Is there a way to tell the crawler and indexing process to ignore superscript strings.
e.g , if the term ‘Housing’ as a superscript 1 which is just saying that there is a disclaimer to it, but the search for term ‘housing1’ is returning that document in search.
Is there a way to stop this in indexing ?
Unfortunately, I can’t point to a live example as it is IP protected, but wanted to still ask. Hope you will understand.

plevan · March 13, 2020, 12:30am

The best approach here is to look at the text of the cached version of the PDF document.

When a PDF is indexed Funnelback uses Tika to extract text from the PDF and whatever text is returned is what is indexed.

I suspect that this is just stripping out any formatting (or it’s possible that your pdf doesn’t really capture the formatting because there is often a disconnect between what you see and what’s in the PDF itself). For example old PDFs have no concept of paragraphs and even things like bolding could cause duplicate letters etc. depending on how the PDF was generated.

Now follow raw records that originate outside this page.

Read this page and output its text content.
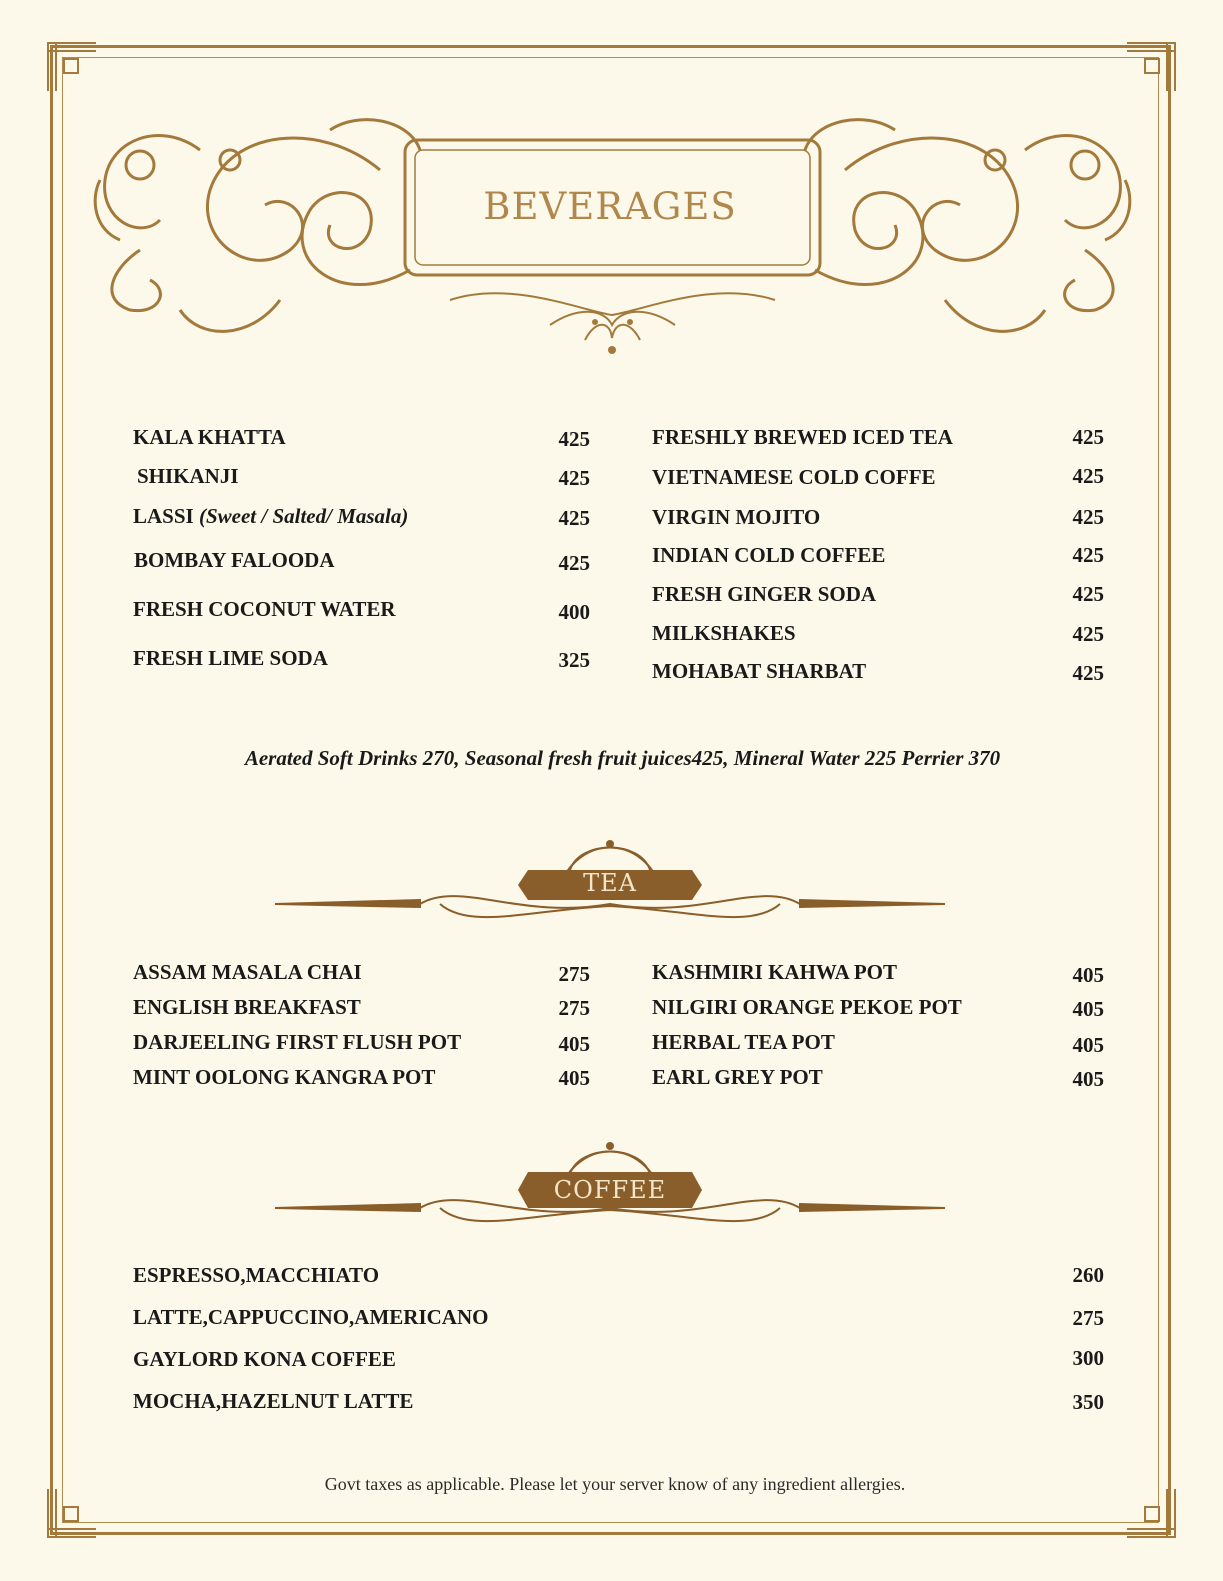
BEVERAGES
KALA KHATTA	425
SHIKANJI	425
LASSI (Sweet / Salted/ Masala)	425
BOMBAY FALOODA	425
FRESH COCONUT WATER	400
FRESH LIME SODA	325
FRESHLY BREWED ICED TEA	425
VIETNAMESE COLD COFFE	425
VIRGIN MOJITO	425
INDIAN COLD COFFEE	425
FRESH GINGER SODA	425
MILKSHAKES	425
MOHABAT SHARBAT	425
Aerated Soft Drinks 270, Seasonal fresh fruit juices425, Mineral Water 225 Perrier 370
TEA
ASSAM MASALA CHAI	275
ENGLISH BREAKFAST	275
DARJEELING FIRST FLUSH POT	405
MINT OOLONG KANGRA POT	405
KASHMIRI KAHWA POT	405
NILGIRI ORANGE PEKOE POT	405
HERBAL TEA POT	405
EARL GREY POT	405
COFFEE
ESPRESSO,MACCHIATO	260
LATTE,CAPPUCCINO,AMERICANO	275
GAYLORD KONA COFFEE	300
MOCHA,HAZELNUT LATTE	350
Govt taxes as applicable. Please let your server know of any ingredient allergies.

After looking at the text you may be able to modify write a filter to modify the extracted text.

you could possibly also add the the words that you’d like ignored to the spelling blacklist, and also the list of stopwords

lh435 · October 23, 2020, 6:14pm

How does one look at the text of the cached version of the PDF document?

lh435 · October 23, 2020, 6:28pm

Oh, I see here: https://training-search.clients.funnelback.com/training/FUNL101.html

2.10. Cached results
Every page that a search engine indexes is stored locally by Funnelback. This cached version of the page can be viewed from the search results, with the search query terms highlighted within the content.

For example searching for the terms quinoa and selecting the cached link from the downward caret icon beside the URL of a result opens a cached version of the page with the queried keywords highlighted within the content. The cached version is the content as it was when Funnelback crawled the URL.